'India should set up $10bn fund of funds to develop semiconductor design labs' | Mint

'India should set up $10bn fund of funds to develop semiconductor design labs'

Sriram Viswanathan, India Semiconductor Mission (ISM) advisory committee member.
Sriram Viswanathan, India Semiconductor Mission (ISM) advisory committee member.

Summary

ISM advisory committee member Viswanathan argued for substantial capital investment since government funding alone isn't enough to sustain the ecosystem.

New Delhi: India should set up a $10 bn ‘fund of funds’ for pureplay semiconductor design companies to funnel private investments and, in turn, boost chip manufacturing, said India Semiconductor Mission (ISM) advisory committee member Sriram Viswanathan.

Chip design or fabless companies design chips and contract the manufacturing to fabricators.

“India should set up a $10 billion fabless design initiative or incentive scheme that requires private capital to multiply that for every dollar of commitment that the Indian government makes. For fabless, $10 billion has to come from the outside, and that’s absolutely possible," he said, in an exclusive interaction with Mint.

The idea is to give a funding boost to chip-designing, for which Indian-based companies already have the skills, rather than keep waiting for chip manufacturing. India’s first chip manufacturer, US-based Micron, is expected to start operations only at the end of 2024.

ISM is the nodal body that goes through all proposals for semiconductor and allied manufacturing.

Viswanathan said that while proposals for semiconductor chip fabs or assembly plants were being evaluated by the ISM, the government should also focus equally on building a “fabless design ecosystem" as it was a lower hanging fruit matching capacities already found in Indian companies.

He pointed to a suggestion by former Niti Aayog chief executive Amitabh Kant for creating a fund similar to the Small Industries and Development Bank of India—it provides direct and indirect finances to micro, small and medium enterprises—for developing chip designing firms.

What was needed was a large corpus of capital that attracts a number of other venture capital funds, he argued, since it was not enough for the government alone to carry the load of capitalizing this ecosystem.

“For India to be able to become the next destination for semiconductors an abundant supply of patient capital, with sovereign and private capital must be their number one priority (is needed)," he said, noting that fab manufacturing and fabless design needed an equal amount of incentives from the government.

Viswanathan, founder managing partner at venture capital firm Celesta Capital, said many companies approach equity firms like Celesta for capital instead of waiting for government funding.

“Any company that India wants to attract or initiate domestically has to become a global company to do that. It has to have free flow of capital from the outside into the country and vice versa," he said, noting that rules for entities like alternative investment funds were cumbersome.

He also suggested investors coming to India be mindful of the finance ministry requirements, so approvals don’t take a long time.
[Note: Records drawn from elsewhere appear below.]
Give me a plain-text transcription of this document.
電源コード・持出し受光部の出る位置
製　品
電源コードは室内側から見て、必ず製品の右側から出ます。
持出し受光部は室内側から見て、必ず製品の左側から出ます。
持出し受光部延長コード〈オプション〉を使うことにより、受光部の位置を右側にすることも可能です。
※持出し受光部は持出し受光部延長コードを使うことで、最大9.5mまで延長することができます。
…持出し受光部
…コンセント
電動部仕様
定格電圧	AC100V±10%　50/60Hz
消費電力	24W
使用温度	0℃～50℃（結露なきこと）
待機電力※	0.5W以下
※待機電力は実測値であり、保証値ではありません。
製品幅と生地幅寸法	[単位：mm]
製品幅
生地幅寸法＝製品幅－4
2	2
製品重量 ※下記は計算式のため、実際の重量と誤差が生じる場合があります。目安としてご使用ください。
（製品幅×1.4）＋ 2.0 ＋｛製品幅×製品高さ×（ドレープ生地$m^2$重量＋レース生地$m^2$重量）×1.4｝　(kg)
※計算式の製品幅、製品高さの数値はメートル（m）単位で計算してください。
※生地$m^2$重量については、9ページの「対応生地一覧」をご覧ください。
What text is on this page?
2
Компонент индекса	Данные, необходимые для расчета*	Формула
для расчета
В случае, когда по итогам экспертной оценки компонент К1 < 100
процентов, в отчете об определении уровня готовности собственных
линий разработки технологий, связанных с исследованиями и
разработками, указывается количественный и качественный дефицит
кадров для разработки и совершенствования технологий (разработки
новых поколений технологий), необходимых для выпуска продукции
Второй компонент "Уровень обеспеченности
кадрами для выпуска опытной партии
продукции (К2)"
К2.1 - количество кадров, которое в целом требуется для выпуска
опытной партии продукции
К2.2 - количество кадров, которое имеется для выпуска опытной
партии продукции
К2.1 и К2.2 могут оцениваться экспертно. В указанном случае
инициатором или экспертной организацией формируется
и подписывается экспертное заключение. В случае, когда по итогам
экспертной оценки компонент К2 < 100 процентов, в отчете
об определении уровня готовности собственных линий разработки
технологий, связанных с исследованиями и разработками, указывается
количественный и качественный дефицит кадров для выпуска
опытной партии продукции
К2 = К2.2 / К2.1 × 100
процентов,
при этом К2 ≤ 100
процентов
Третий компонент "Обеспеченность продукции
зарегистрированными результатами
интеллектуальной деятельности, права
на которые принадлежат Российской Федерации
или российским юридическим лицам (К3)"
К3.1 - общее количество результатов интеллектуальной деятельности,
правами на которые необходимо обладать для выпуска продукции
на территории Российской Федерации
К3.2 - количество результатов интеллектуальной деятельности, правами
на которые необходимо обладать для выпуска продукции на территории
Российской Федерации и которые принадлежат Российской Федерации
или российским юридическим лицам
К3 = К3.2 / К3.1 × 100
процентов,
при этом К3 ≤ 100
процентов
India currently offers financial incentives as well as design infrastructure support across various stages of development and deployment of semiconductor designs, under the Design Linked Incentives or DLI scheme. But it is tiny compared to what the industry needs and what Viswanathan suggests. In comparison, the semiconductor fabrication financial assistance scheme has a corpus of 76,000 crore.

Viswanathan also flagged the urgent need for a large pool of trained talent for addressing the global demand for semiconductors, suggesting the IT sector model be followed for the semiconductor industry.

“Starting from high school to college, India is simply not prepared to deliver the labour force required for this industry."